Bent should go through the correct process before Ireland selection
The A team is a difficult team to play for because outside of the team no one cares. The national team, rightly have the limelight. There were no big crowds, no media hype. The only people who knew if you gave your all were your team-mates. My two seasons with the As were hugely enjoyable because of the players’ physical and emotional commitment to the green jersey. The A team was important to the players because it was an Irish team.
In many ways the non-indigenous players had added pressure to perform.
If they did not play well unjust accusations of “not caring” were quickly made.
I have a saying that “An Irish wolfhound born outside of Ireland is still an Irish wolfhound, but the judges at the dog show are suspicious”.
There is no doubting the pedigree of the latest player from the diaspora, Michael Bent. You don’t play tighthead for Taranaki and the Hurricanes without being talented, tough and skilful.
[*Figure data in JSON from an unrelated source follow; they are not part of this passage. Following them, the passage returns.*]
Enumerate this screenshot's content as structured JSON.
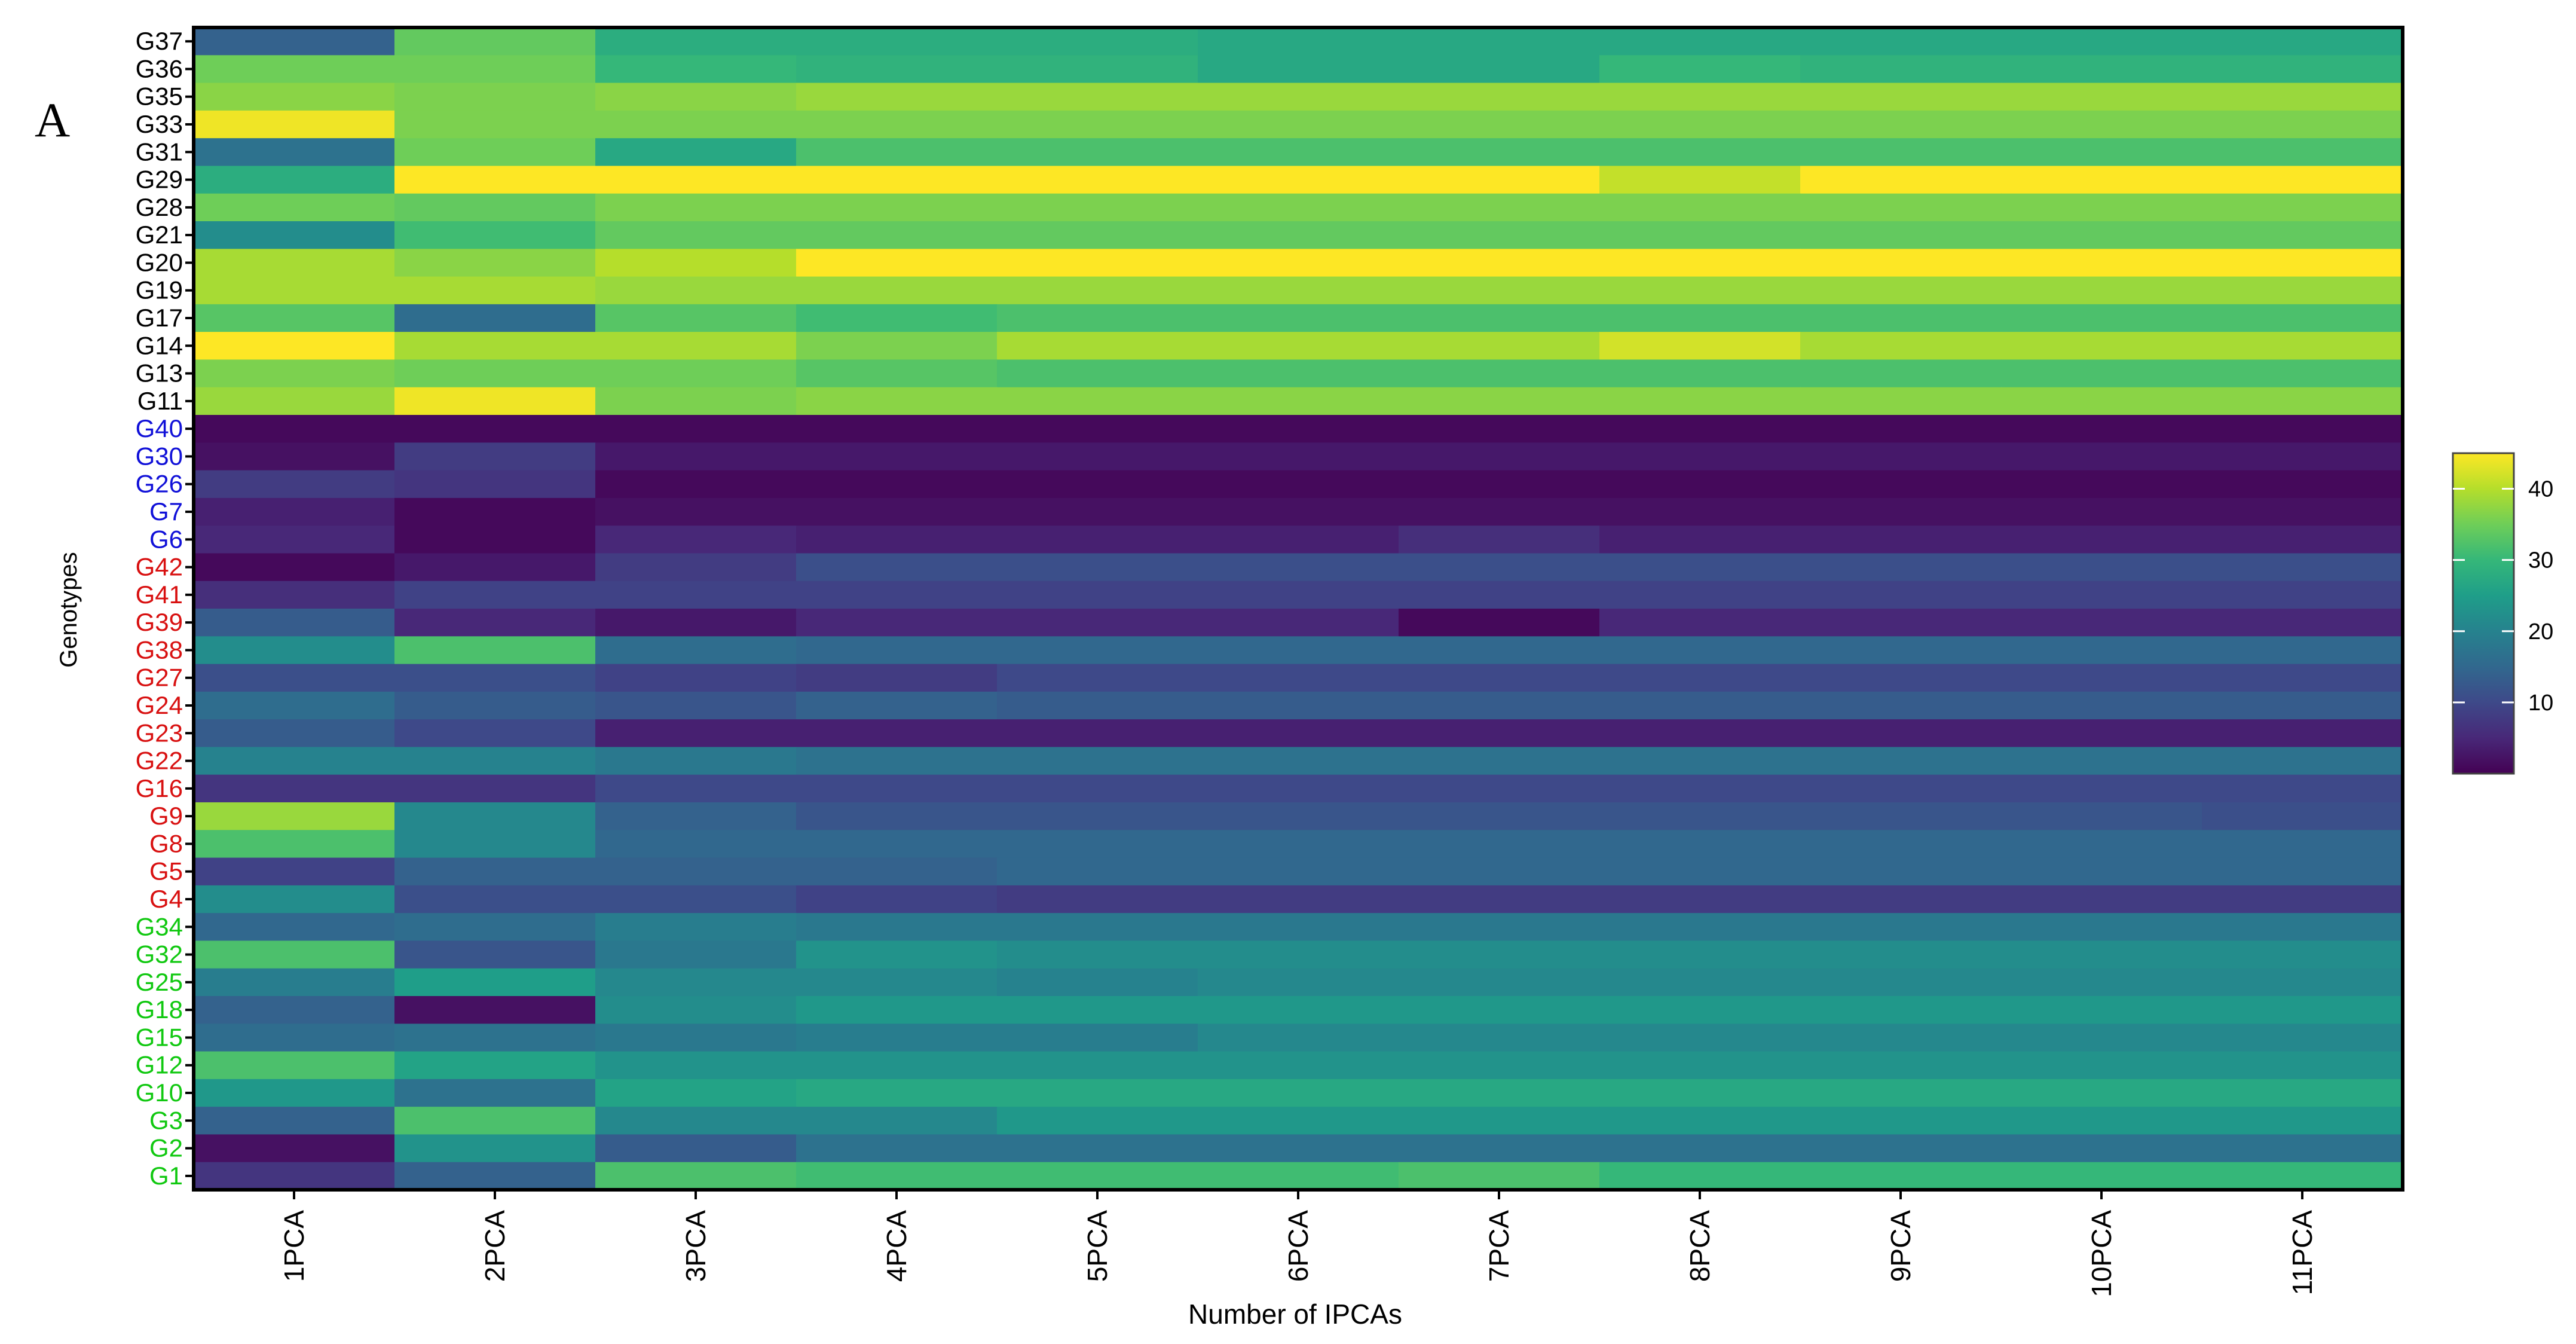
{
  "chart_data": {
    "type": "heatmap",
    "panel_label": "A",
    "xlabel": "Number of IPCAs",
    "ylabel": "Genotypes",
    "columns": [
      "1PCA",
      "2PCA",
      "3PCA",
      "4PCA",
      "5PCA",
      "6PCA",
      "7PCA",
      "8PCA",
      "9PCA",
      "10PCA",
      "11PCA"
    ],
    "rows": [
      {
        "label": "G37",
        "group": "black",
        "values": [
          14,
          34,
          28,
          28,
          28,
          27,
          27,
          27,
          27,
          27,
          27
        ]
      },
      {
        "label": "G36",
        "group": "black",
        "values": [
          35,
          35,
          30,
          29,
          29,
          27,
          27,
          30,
          29,
          29,
          29
        ]
      },
      {
        "label": "G35",
        "group": "black",
        "values": [
          37,
          36,
          37,
          38,
          38,
          38,
          38,
          38,
          38,
          38,
          38
        ]
      },
      {
        "label": "G33",
        "group": "black",
        "values": [
          44,
          36,
          36,
          36,
          36,
          36,
          36,
          36,
          36,
          36,
          36
        ]
      },
      {
        "label": "G31",
        "group": "black",
        "values": [
          17,
          35,
          27,
          32,
          32,
          32,
          32,
          32,
          32,
          32,
          32
        ]
      },
      {
        "label": "G29",
        "group": "black",
        "values": [
          28,
          45,
          45,
          45,
          45,
          45,
          45,
          41,
          45,
          45,
          45
        ]
      },
      {
        "label": "G28",
        "group": "black",
        "values": [
          35,
          34,
          36,
          36,
          36,
          36,
          36,
          36,
          36,
          36,
          36
        ]
      },
      {
        "label": "G21",
        "group": "black",
        "values": [
          22,
          31,
          34,
          34,
          34,
          34,
          34,
          34,
          34,
          34,
          34
        ]
      },
      {
        "label": "G20",
        "group": "black",
        "values": [
          39,
          37,
          40,
          45,
          45,
          45,
          45,
          45,
          45,
          45,
          45
        ]
      },
      {
        "label": "G19",
        "group": "black",
        "values": [
          39,
          39,
          38,
          38,
          38,
          38,
          38,
          38,
          38,
          38,
          38
        ]
      },
      {
        "label": "G17",
        "group": "black",
        "values": [
          33,
          16,
          33,
          31,
          32,
          32,
          32,
          32,
          32,
          32,
          32
        ]
      },
      {
        "label": "G14",
        "group": "black",
        "values": [
          45,
          39,
          39,
          36,
          39,
          39,
          39,
          42,
          39,
          39,
          39
        ]
      },
      {
        "label": "G13",
        "group": "black",
        "values": [
          36,
          35,
          35,
          33,
          32,
          32,
          32,
          32,
          32,
          32,
          32
        ]
      },
      {
        "label": "G11",
        "group": "black",
        "values": [
          38,
          44,
          36,
          37,
          37,
          37,
          37,
          37,
          37,
          37,
          37
        ]
      },
      {
        "label": "G40",
        "group": "blue",
        "values": [
          1,
          1,
          1,
          1,
          1,
          1,
          1,
          1,
          1,
          1,
          1
        ]
      },
      {
        "label": "G30",
        "group": "blue",
        "values": [
          2,
          8,
          3,
          3,
          3,
          3,
          3,
          3,
          3,
          3,
          3
        ]
      },
      {
        "label": "G26",
        "group": "blue",
        "values": [
          8,
          7,
          1,
          1,
          1,
          1,
          1,
          1,
          1,
          1,
          1
        ]
      },
      {
        "label": "G7",
        "group": "blue",
        "values": [
          4,
          1,
          2,
          2,
          2,
          2,
          2,
          2,
          2,
          2,
          2
        ]
      },
      {
        "label": "G6",
        "group": "blue",
        "values": [
          5,
          1,
          5,
          4,
          4,
          4,
          6,
          4,
          4,
          4,
          4
        ]
      },
      {
        "label": "G42",
        "group": "red",
        "values": [
          1,
          3,
          8,
          11,
          11,
          11,
          11,
          11,
          11,
          11,
          11
        ]
      },
      {
        "label": "G41",
        "group": "red",
        "values": [
          6,
          9,
          9,
          9,
          9,
          9,
          9,
          9,
          9,
          9,
          9
        ]
      },
      {
        "label": "G39",
        "group": "red",
        "values": [
          13,
          5,
          3,
          5,
          5,
          5,
          1,
          5,
          5,
          5,
          5
        ]
      },
      {
        "label": "G38",
        "group": "red",
        "values": [
          22,
          32,
          16,
          15,
          15,
          15,
          15,
          15,
          15,
          15,
          15
        ]
      },
      {
        "label": "G27",
        "group": "red",
        "values": [
          11,
          11,
          9,
          8,
          10,
          10,
          10,
          10,
          10,
          10,
          10
        ]
      },
      {
        "label": "G24",
        "group": "red",
        "values": [
          16,
          13,
          12,
          14,
          13,
          13,
          13,
          13,
          13,
          13,
          13
        ]
      },
      {
        "label": "G23",
        "group": "red",
        "values": [
          13,
          10,
          4,
          4,
          4,
          4,
          4,
          4,
          4,
          4,
          4
        ]
      },
      {
        "label": "G22",
        "group": "red",
        "values": [
          20,
          20,
          18,
          17,
          17,
          17,
          17,
          17,
          17,
          17,
          17
        ]
      },
      {
        "label": "G16",
        "group": "red",
        "values": [
          7,
          7,
          10,
          10,
          10,
          10,
          10,
          10,
          10,
          10,
          10
        ]
      },
      {
        "label": "G9",
        "group": "red",
        "values": [
          38,
          21,
          14,
          12,
          12,
          12,
          12,
          12,
          12,
          12,
          11
        ]
      },
      {
        "label": "G8",
        "group": "red",
        "values": [
          32,
          21,
          15,
          15,
          15,
          15,
          15,
          15,
          15,
          15,
          15
        ]
      },
      {
        "label": "G5",
        "group": "red",
        "values": [
          9,
          14,
          14,
          14,
          15,
          15,
          15,
          15,
          15,
          15,
          15
        ]
      },
      {
        "label": "G4",
        "group": "red",
        "values": [
          22,
          11,
          11,
          9,
          8,
          8,
          8,
          8,
          8,
          8,
          8
        ]
      },
      {
        "label": "G34",
        "group": "green",
        "values": [
          15,
          16,
          19,
          18,
          18,
          18,
          18,
          18,
          18,
          18,
          18
        ]
      },
      {
        "label": "G32",
        "group": "green",
        "values": [
          32,
          12,
          18,
          23,
          22,
          22,
          22,
          22,
          22,
          22,
          22
        ]
      },
      {
        "label": "G25",
        "group": "green",
        "values": [
          19,
          25,
          21,
          21,
          20,
          21,
          21,
          21,
          21,
          21,
          21
        ]
      },
      {
        "label": "G18",
        "group": "green",
        "values": [
          14,
          2,
          22,
          24,
          24,
          24,
          24,
          24,
          24,
          24,
          24
        ]
      },
      {
        "label": "G15",
        "group": "green",
        "values": [
          16,
          17,
          18,
          19,
          19,
          21,
          21,
          21,
          21,
          21,
          21
        ]
      },
      {
        "label": "G12",
        "group": "green",
        "values": [
          32,
          26,
          23,
          23,
          23,
          23,
          23,
          23,
          23,
          23,
          23
        ]
      },
      {
        "label": "G10",
        "group": "green",
        "values": [
          24,
          17,
          26,
          27,
          27,
          27,
          27,
          27,
          27,
          27,
          27
        ]
      },
      {
        "label": "G3",
        "group": "green",
        "values": [
          14,
          32,
          21,
          21,
          24,
          24,
          24,
          24,
          24,
          24,
          24
        ]
      },
      {
        "label": "G2",
        "group": "green",
        "values": [
          2,
          23,
          13,
          17,
          17,
          17,
          17,
          17,
          17,
          17,
          17
        ]
      },
      {
        "label": "G1",
        "group": "green",
        "values": [
          7,
          14,
          32,
          31,
          31,
          31,
          32,
          30,
          30,
          30,
          30
        ]
      }
    ],
    "colorbar": {
      "ticks": [
        10,
        20,
        30,
        40
      ],
      "min": 0,
      "max": 45,
      "colormap": "viridis",
      "stops": [
        "#440154",
        "#482878",
        "#3e4989",
        "#31688e",
        "#26828e",
        "#1f9e89",
        "#35b779",
        "#6ece58",
        "#b5de2b",
        "#fde725"
      ]
    },
    "label_colors": {
      "black": "#000000",
      "blue": "#1010d8",
      "red": "#d81010",
      "green": "#10c810"
    },
    "grid": false
  }
}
He has great potential for both Leinster and Ireland.
For the sake of the young man, I hope he is given the opportunity to play several games for Leinster before being selected for Ireland.
This process is important for the integrity of the national jersey and for Michael himself.
Successful players from the diaspora have firstly become part of the Irish rugby community by serving their province so their performance and character could be assessed.
Once their commitment to Irish rugby is confirmed they were able to compete as an Irishman for national selection.
The unsuccessful players from the diaspora were parachuted into Irish teams. They did not earn the respect of their team-mates or the public. This was not their fault. It was the fault of the selectors.
Wisdom from selectors and officials is required for both Michael Bent’s future and the value of the national jersey.
The Irish rugby communities have taken the great players from the diaspora into their heart as their own. They also remember with scorn the failed “Plastic Paddies” selected into teams without doing the yards and so cheapening the value of the green jersey.
The best advice I could give Michael is to know that even if he regards himself as an Irish New Zealander, most people born in Ireland simply can’t get their head around this concept. Don’t try and explain it to them because they are not listening.
Accept that when you return to Ireland from the diaspora the indigenous people are extremely cynical about your intentions and motivation.
The only way to prove yourself and your commitment to Ireland is by playing, and playing bloody well.